85. Still Partying Like It's 1999,
Part 3: Peter Chung, a newly hired associate
at the Carlyle Group, sends an e-mail to his
friends bragging about his lavish new lifestyle. The
e-mail -- in which he boasts of the "hot chicks" he's
bedding and concludes, "CHUNG is KING of his domain here
in Seoul" -- is sent to thousands of other people and
eventually makes its way back to his bosses. Chung, no
longer king of his domain, is summarily fired.
86. A Finnish textiles conference,
intending to invite a representative of the World Trade
Organization to speak, instead accidentally invites Andy
Bichlbaum, an American antiglobalization
activist-prankster. He delivers a speech in which he
expresses sympathy for the South in the Civil War,
describes Mohandas Gandhi as a "rabble-rouser," and
disrobes to reveal that he is wearing a golden spandex
unitard featuring a 3-foot-long inflatable phallus.

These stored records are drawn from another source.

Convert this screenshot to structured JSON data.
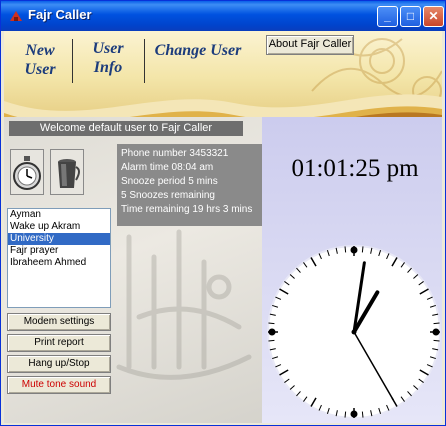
{
  "window": {
    "title": "Fajr Caller",
    "buttons": {
      "minimize": "_",
      "maximize": "□",
      "close": "✕"
    }
  },
  "nav": {
    "new_user": [
      "New",
      "User"
    ],
    "user_info": [
      "User",
      "Info"
    ],
    "change_user": "Change User",
    "about_button": "About Fajr Caller"
  },
  "welcome": "Welcome default user to Fajr Caller",
  "icons": {
    "alarm": "stopwatch-icon",
    "mug": "coffee-mug-icon"
  },
  "info": {
    "phone": "Phone number 3453321",
    "alarm_time": "Alarm time   08:04 am",
    "snooze_period": "Snooze period  5 mins",
    "snoozes": "5 Snoozes remaining",
    "time_remaining": "Time remaining 19 hrs 3 mins"
  },
  "alarms": [
    {
      "label": "Ayman",
      "selected": false
    },
    {
      "label": "Wake up Akram",
      "selected": false
    },
    {
      "label": "University",
      "selected": true
    },
    {
      "label": "Fajr prayer",
      "selected": false
    },
    {
      "label": "Ibraheem Ahmed",
      "selected": false
    }
  ],
  "buttons": {
    "modem": "Modem settings",
    "print": "Print report",
    "hangup": "Hang up/Stop",
    "mute": "Mute tone sound"
  },
  "clock": {
    "digital": "01:01:25 pm",
    "hour": 1,
    "minute": 1,
    "second": 25
  },
  "colors": {
    "title_bar": "#0052e0",
    "selection": "#316ac5",
    "mute_text": "#cc0000",
    "nav_text": "#1c3c7c"
  }
}
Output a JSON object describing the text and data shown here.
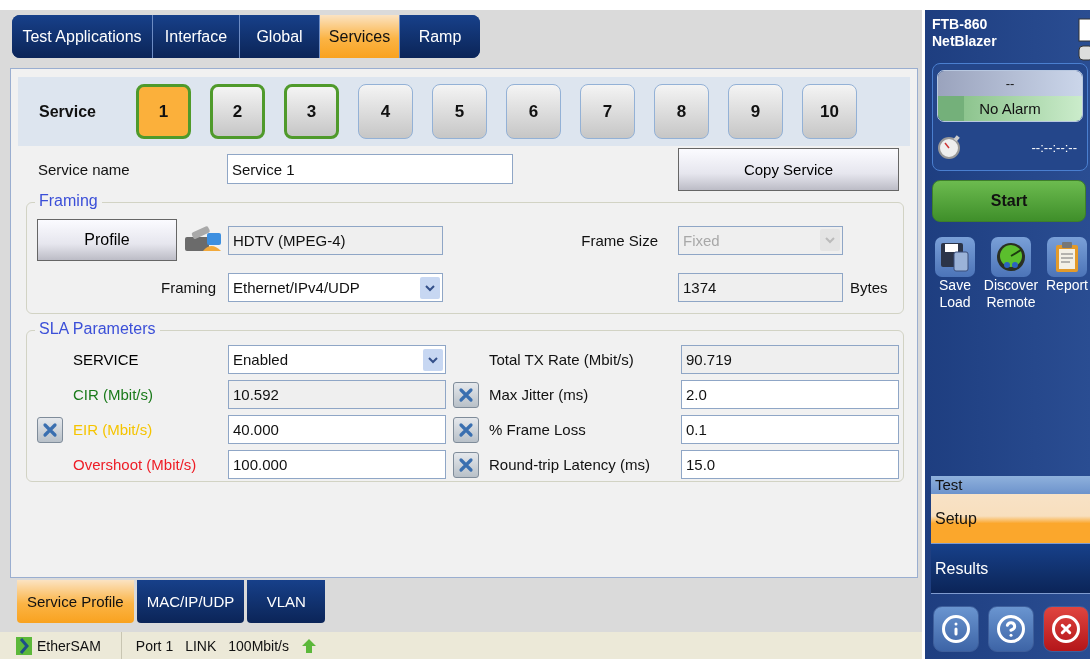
{
  "top_tabs": [
    {
      "label": "Test Applications",
      "selected": false
    },
    {
      "label": "Interface",
      "selected": false
    },
    {
      "label": "Global",
      "selected": false
    },
    {
      "label": "Services",
      "selected": true
    },
    {
      "label": "Ramp",
      "selected": false
    }
  ],
  "service_selector": {
    "label": "Service",
    "services": [
      {
        "label": "1",
        "selected": true,
        "enabled": true
      },
      {
        "label": "2",
        "selected": false,
        "enabled": true
      },
      {
        "label": "3",
        "selected": false,
        "enabled": true
      },
      {
        "label": "4",
        "selected": false,
        "enabled": false
      },
      {
        "label": "5",
        "selected": false,
        "enabled": false
      },
      {
        "label": "6",
        "selected": false,
        "enabled": false
      },
      {
        "label": "7",
        "selected": false,
        "enabled": false
      },
      {
        "label": "8",
        "selected": false,
        "enabled": false
      },
      {
        "label": "9",
        "selected": false,
        "enabled": false
      },
      {
        "label": "10",
        "selected": false,
        "enabled": false
      }
    ]
  },
  "service_name": {
    "label": "Service name",
    "value": "Service 1"
  },
  "copy_button": "Copy Service",
  "framing": {
    "title": "Framing",
    "profile_button": "Profile",
    "profile_value": "HDTV (MPEG-4)",
    "framing_label": "Framing",
    "framing_value": "Ethernet/IPv4/UDP",
    "frame_size_label": "Frame Size",
    "frame_size_value": "Fixed",
    "frame_size_disabled": true,
    "size_value": "1374",
    "size_unit": "Bytes"
  },
  "sla": {
    "title": "SLA Parameters",
    "left": [
      {
        "label": "SERVICE",
        "color": "#000000",
        "kind": "select",
        "value": "Enabled",
        "clear_button": false
      },
      {
        "label": "CIR (Mbit/s)",
        "color": "#1a7a1a",
        "kind": "readonly",
        "value": "10.592",
        "clear_button": false
      },
      {
        "label": "EIR (Mbit/s)",
        "color": "#f5c400",
        "kind": "input",
        "value": "40.000",
        "clear_button": true
      },
      {
        "label": "Overshoot (Mbit/s)",
        "color": "#ee1c25",
        "kind": "input",
        "value": "100.000",
        "clear_button": false
      }
    ],
    "right": [
      {
        "label": "Total TX Rate (Mbit/s)",
        "kind": "readonly",
        "value": "90.719",
        "clear_button": false
      },
      {
        "label": "Max Jitter (ms)",
        "kind": "input",
        "value": "2.0",
        "clear_button": true
      },
      {
        "label": "% Frame Loss",
        "kind": "input",
        "value": "0.1",
        "clear_button": true
      },
      {
        "label": "Round-trip Latency (ms)",
        "kind": "input",
        "value": "15.0",
        "clear_button": true
      }
    ]
  },
  "bottom_tabs": [
    {
      "label": "Service Profile",
      "selected": true
    },
    {
      "label": "MAC/IP/UDP",
      "selected": false
    },
    {
      "label": "VLAN",
      "selected": false
    }
  ],
  "status_bar": {
    "app": "EtherSAM",
    "items": [
      "Port 1",
      "LINK",
      "100Mbit/s"
    ]
  },
  "sidebar": {
    "title": [
      "FTB-860",
      "NetBlazer"
    ],
    "alarm": {
      "top": "--",
      "status": "No Alarm"
    },
    "timer": "--:--:--:--",
    "start_button": "Start",
    "tools": [
      {
        "kind": "save",
        "label": [
          "Save",
          "Load"
        ]
      },
      {
        "kind": "discover",
        "label": [
          "Discover",
          "Remote"
        ]
      },
      {
        "kind": "report",
        "label": [
          "Report"
        ]
      }
    ],
    "test_header": "Test",
    "nav": [
      {
        "label": "Setup",
        "selected": true
      },
      {
        "label": "Results",
        "selected": false
      }
    ],
    "footer_buttons": [
      {
        "kind": "info"
      },
      {
        "kind": "help"
      },
      {
        "kind": "exit"
      }
    ]
  }
}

87. Apparently unaware of the group's
enmity for the corporate world, GM (GM)
pays the British pop band Chumbawamba $100,000 for the
rights to use the song "Pass It Along" in a Pontiac ad
campaign. The band promptly passes along the money to a
pair of advocacy groups, including one, CorpWatch, that
intends to spend some of the money looking into GM's
social and environmental track record.
88. Sept. 11 Inc., Lip Service Does
Not Equal Charity Division: Shoe designer Steve
Madden resigns as CEO of his eponymous company after
being arrested on stock-fraud charges, to which he
pleads guilty. A move that could help rehabilitate his
image -- designing an American-flag-themed shoe called
"Bravest" in order to "raise money for New York City's
fallen firefighters" -- backfires when the New York
Times reveals that none of the $515,783 in profits from
the shoe were given to firefighters' charities until
reporters began inquiring into the matter.
89. Sept. 11 Inc.,
A Tiny Portion of the Proceeds Doesn't Equal Charity
Either Division: Once reporters do look into Steve
Madden Inc.'s disposition of funds from "Bravest," the
company pledges to give 10 percent of its proceeds from
the shoe, and a minimum of $100,000, to a firefighters'
charity. It keeps the remainder for itself. Jamie
Karson, Madden's new CEO, explains to the Times that
"the most patriotic thing we can do is make money."
90. Houston, We Have a Problem, Part
12: In his testimony before Congress, Jeffrey
Skilling claims that he is unable to recall a board
of directors committee meeting in which records show
that he had approved several partnership deals, in part
because "the room was dark, quite frankly, and people
were walking in and out of the meeting."